What is the maximum frequency that can be practical to build a filter with discrete components?
I need a band pass filter for 1090Mhz.
What is the maximum frequency that can be practical to build a filter with discrete components?
I need a band pass filter for 1090Mhz.
Lumped elements are theoretical constructs from the lumped element model. So you can't really build a filter from lumped elements at any frequency.
But, you can ask at what frequency discrete components stop being approximated by the lumped element model. As a rule of thumb, anything that is physically bigger than 1/10th of a wavelength is definitely not well approximated by a lumped element. At 1 GHz, that's about 2.7 cm, so a discrete component filter at that frequency is not entirely out of the question.
However, all but the most basic filters can be quite sensitive to parasitic elements, which will be significant at sizes even less than 1/10th of a wavelength. So the filter must be significantly smaller than 2.7 cm.
I'd say it's not entirely out of the question, but you will probably need to build this filter on a PCB, with a good layout, and surface mount components, and small ones at that.
Two datapoints that might help:
A previous company we had a 20-6000 MHz diplexer with a changeover at about 900 MHz, using 0402 parts. Some trial and error to get it to match the simulated design.
A current bandpass (highpass+lowpass) filter for 570-1050 MHz is made entirely from discrete parts, including hand-wound wire inductors instead of chip inductors. Good for tuning.
Capacitors work comfortably up to many GHz, but most inductors SRF is only a few hundred MHz. Coilcraft and others make conical inductors, which start off on an incredible 0.1 mm pitch, to give some high frequency inductance, and go up to perhaps 1 or 2 mm to give the necessary total inductance.
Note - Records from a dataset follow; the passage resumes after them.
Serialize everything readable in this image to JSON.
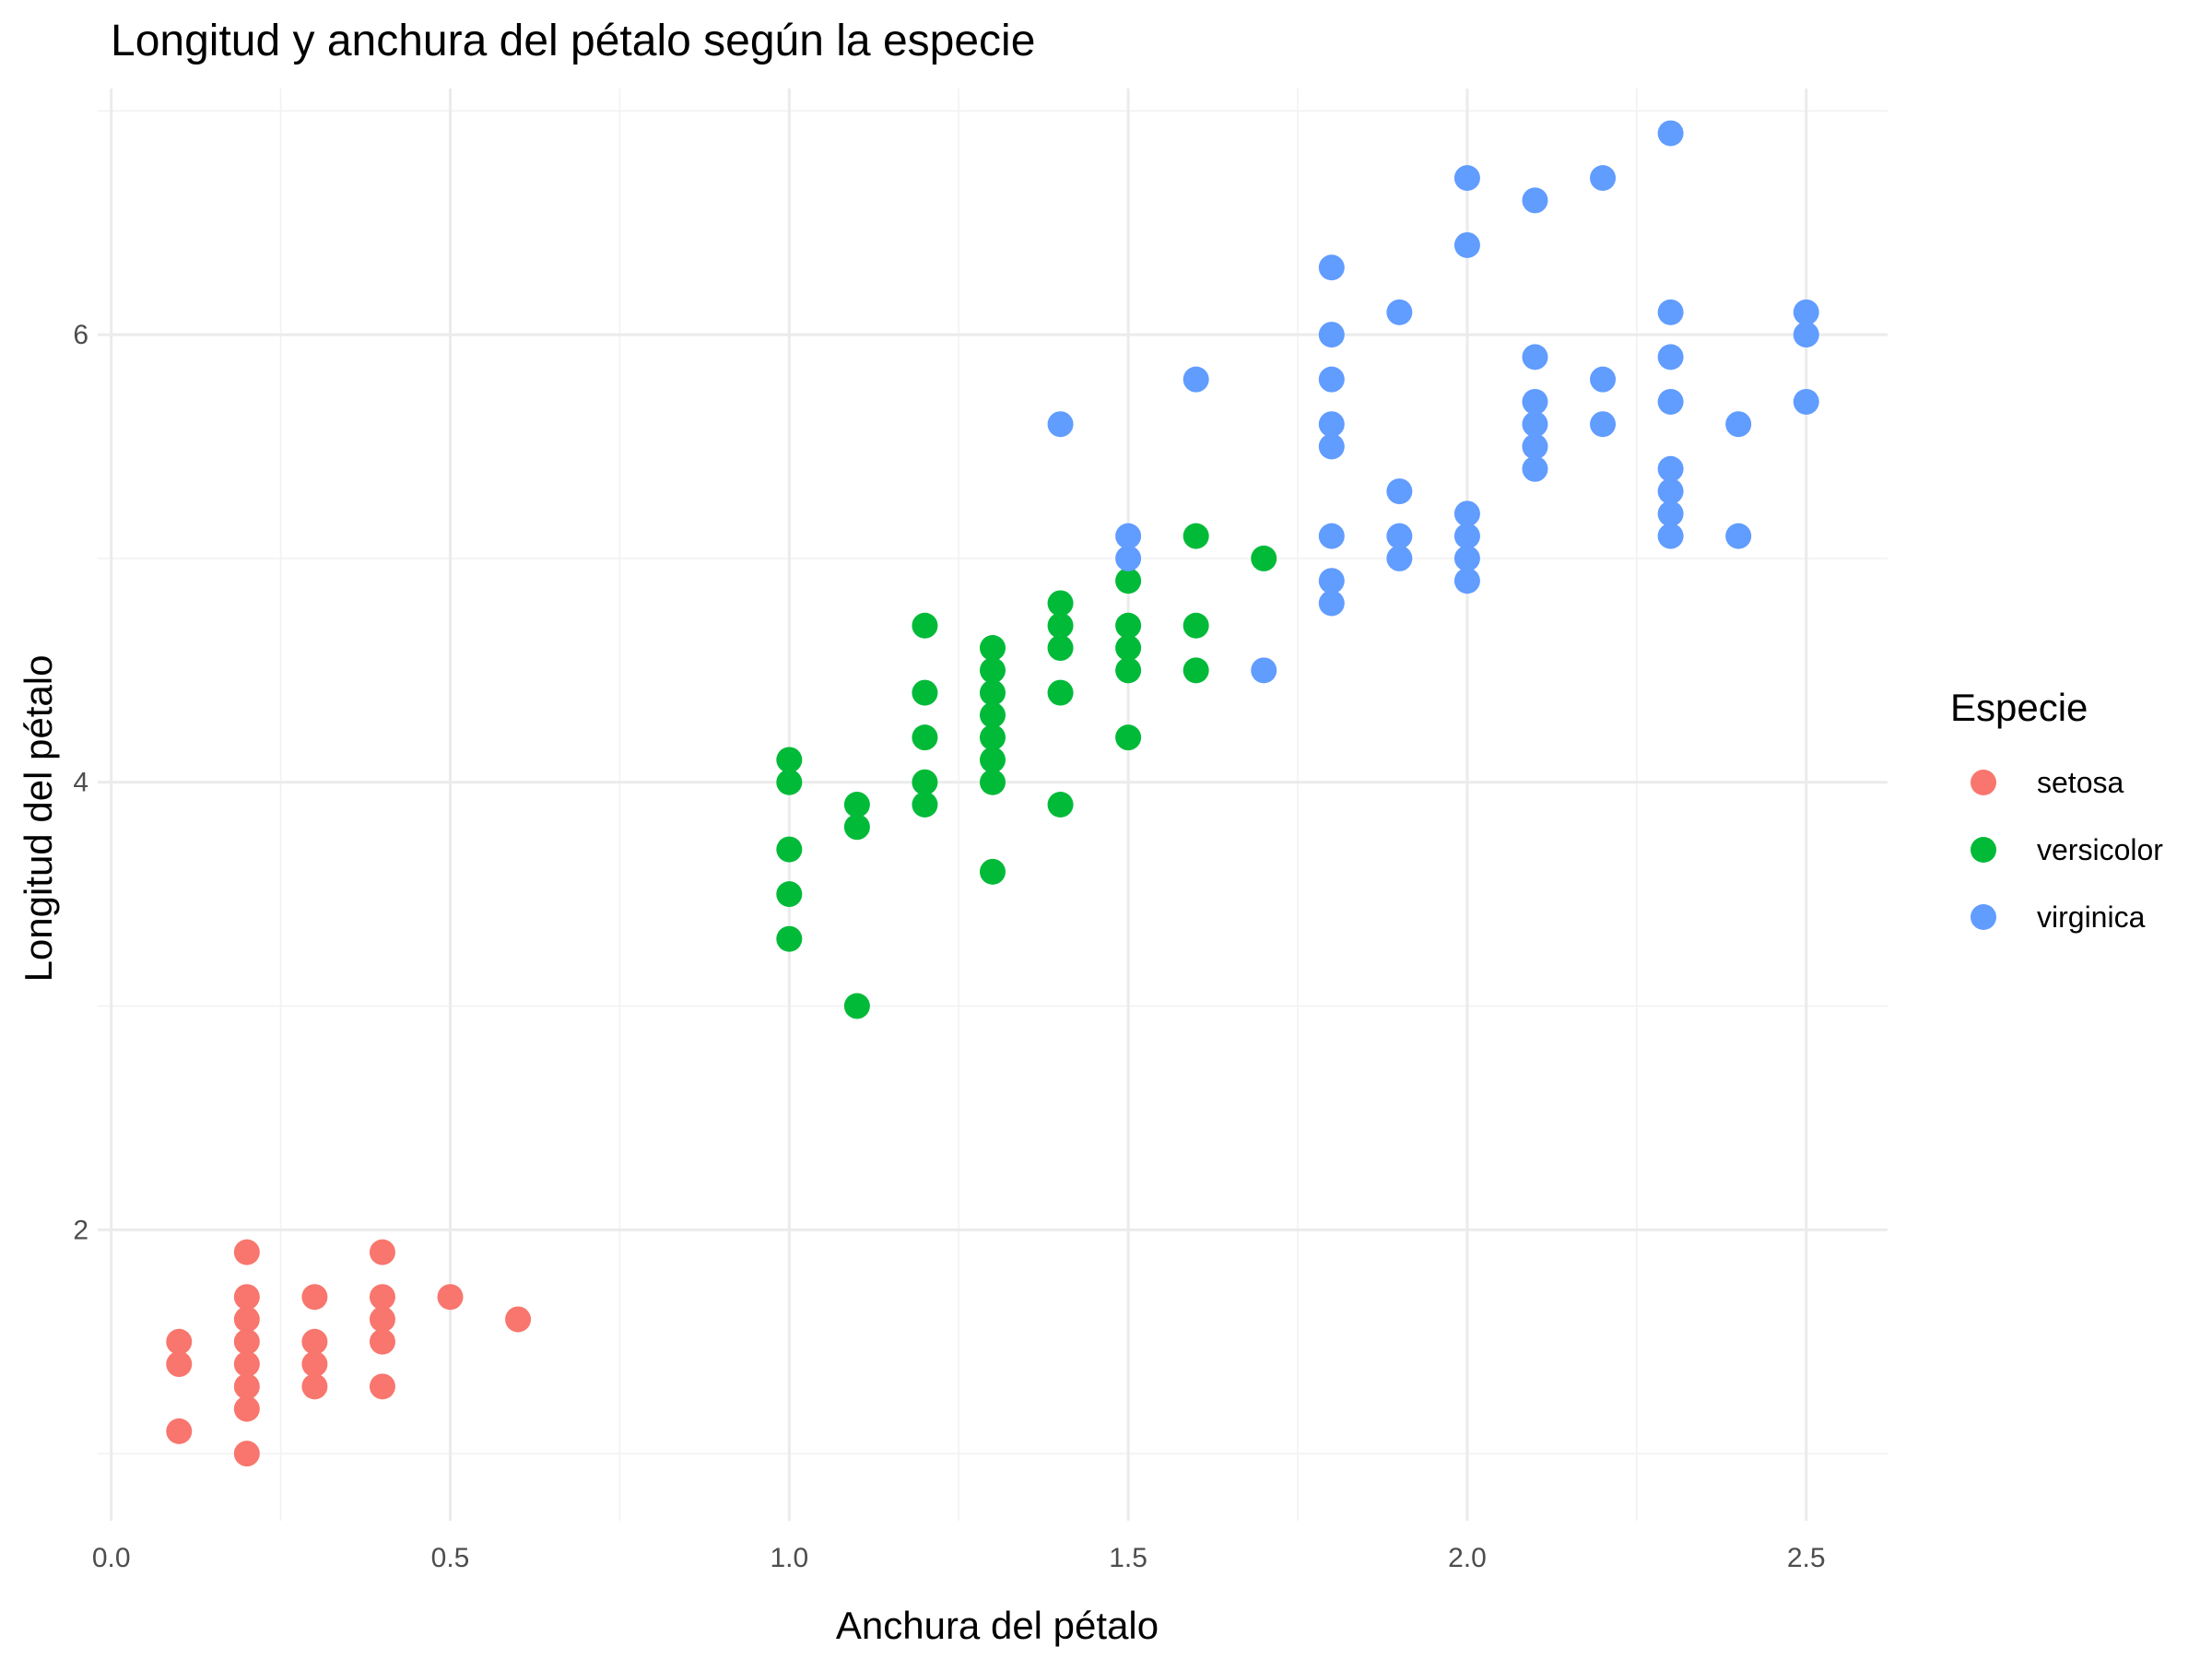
{
  "chart_data": {
    "type": "scatter",
    "title": "Longitud y anchura del pétalo según la especie",
    "xlabel": "Anchura del pétalo",
    "ylabel": "Longitud del pétalo",
    "xlim": [
      -0.02,
      2.62
    ],
    "ylim": [
      0.7,
      7.1
    ],
    "x_ticks": [
      0.0,
      0.5,
      1.0,
      1.5,
      2.0,
      2.5
    ],
    "x_tick_labels": [
      "0.0",
      "0.5",
      "1.0",
      "1.5",
      "2.0",
      "2.5"
    ],
    "y_ticks": [
      2,
      4,
      6
    ],
    "y_tick_labels": [
      "2",
      "4",
      "6"
    ],
    "grid": true,
    "legend": {
      "title": "Especie",
      "placement": "right"
    },
    "series": [
      {
        "name": "setosa",
        "color": "#F8766D",
        "points": [
          [
            0.1,
            1.1
          ],
          [
            0.1,
            1.4
          ],
          [
            0.1,
            1.5
          ],
          [
            0.2,
            1.0
          ],
          [
            0.2,
            1.2
          ],
          [
            0.2,
            1.3
          ],
          [
            0.2,
            1.4
          ],
          [
            0.2,
            1.5
          ],
          [
            0.2,
            1.6
          ],
          [
            0.2,
            1.7
          ],
          [
            0.2,
            1.9
          ],
          [
            0.3,
            1.3
          ],
          [
            0.3,
            1.4
          ],
          [
            0.3,
            1.5
          ],
          [
            0.3,
            1.7
          ],
          [
            0.4,
            1.3
          ],
          [
            0.4,
            1.5
          ],
          [
            0.4,
            1.6
          ],
          [
            0.4,
            1.7
          ],
          [
            0.4,
            1.9
          ],
          [
            0.5,
            1.7
          ],
          [
            0.6,
            1.6
          ]
        ]
      },
      {
        "name": "versicolor",
        "color": "#00BA38",
        "points": [
          [
            1.0,
            3.3
          ],
          [
            1.0,
            3.5
          ],
          [
            1.0,
            3.7
          ],
          [
            1.0,
            4.0
          ],
          [
            1.0,
            4.1
          ],
          [
            1.1,
            3.0
          ],
          [
            1.1,
            3.8
          ],
          [
            1.1,
            3.9
          ],
          [
            1.2,
            3.9
          ],
          [
            1.2,
            4.0
          ],
          [
            1.2,
            4.2
          ],
          [
            1.2,
            4.4
          ],
          [
            1.2,
            4.7
          ],
          [
            1.3,
            3.6
          ],
          [
            1.3,
            4.0
          ],
          [
            1.3,
            4.1
          ],
          [
            1.3,
            4.2
          ],
          [
            1.3,
            4.3
          ],
          [
            1.3,
            4.4
          ],
          [
            1.3,
            4.5
          ],
          [
            1.3,
            4.6
          ],
          [
            1.4,
            3.9
          ],
          [
            1.4,
            4.4
          ],
          [
            1.4,
            4.6
          ],
          [
            1.4,
            4.7
          ],
          [
            1.4,
            4.8
          ],
          [
            1.5,
            4.2
          ],
          [
            1.5,
            4.5
          ],
          [
            1.5,
            4.6
          ],
          [
            1.5,
            4.7
          ],
          [
            1.5,
            4.9
          ],
          [
            1.6,
            4.5
          ],
          [
            1.6,
            4.7
          ],
          [
            1.6,
            5.1
          ],
          [
            1.7,
            5.0
          ]
        ]
      },
      {
        "name": "virginica",
        "color": "#619CFF",
        "points": [
          [
            1.4,
            5.6
          ],
          [
            1.5,
            5.0
          ],
          [
            1.5,
            5.1
          ],
          [
            1.6,
            5.8
          ],
          [
            1.7,
            4.5
          ],
          [
            1.8,
            4.8
          ],
          [
            1.8,
            4.9
          ],
          [
            1.8,
            5.1
          ],
          [
            1.8,
            5.5
          ],
          [
            1.8,
            5.6
          ],
          [
            1.8,
            5.8
          ],
          [
            1.8,
            6.0
          ],
          [
            1.8,
            6.3
          ],
          [
            1.9,
            5.0
          ],
          [
            1.9,
            5.1
          ],
          [
            1.9,
            5.3
          ],
          [
            1.9,
            6.1
          ],
          [
            2.0,
            4.9
          ],
          [
            2.0,
            5.0
          ],
          [
            2.0,
            5.1
          ],
          [
            2.0,
            5.2
          ],
          [
            2.0,
            6.4
          ],
          [
            2.0,
            6.7
          ],
          [
            2.1,
            5.4
          ],
          [
            2.1,
            5.5
          ],
          [
            2.1,
            5.6
          ],
          [
            2.1,
            5.7
          ],
          [
            2.1,
            5.9
          ],
          [
            2.1,
            6.6
          ],
          [
            2.2,
            5.6
          ],
          [
            2.2,
            5.8
          ],
          [
            2.2,
            6.7
          ],
          [
            2.3,
            5.1
          ],
          [
            2.3,
            5.2
          ],
          [
            2.3,
            5.3
          ],
          [
            2.3,
            5.4
          ],
          [
            2.3,
            5.7
          ],
          [
            2.3,
            5.9
          ],
          [
            2.3,
            6.1
          ],
          [
            2.3,
            6.9
          ],
          [
            2.4,
            5.1
          ],
          [
            2.4,
            5.6
          ],
          [
            2.5,
            5.7
          ],
          [
            2.5,
            6.0
          ],
          [
            2.5,
            6.1
          ]
        ]
      }
    ]
  }
}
At 1090 MHz a quarter wave is only 40 mm on PCB, so you are entering stripline filter territory. Here is a very nice filter by W1GHZ for 1296 MHz which you could probably scale and trim. A VNA for this frequency range is now under $50!
To design any filter, you need s parm specs.
Then realization will determine the requirements of stripline and or discrete components based on tolerances and layout.
The higher the Q, the greater need for precision stripline reactances and controlled impedance thru board-shop “electrical testing” by TDR methods on test coupons to validate the Dk assumptions and tolerances for quality control.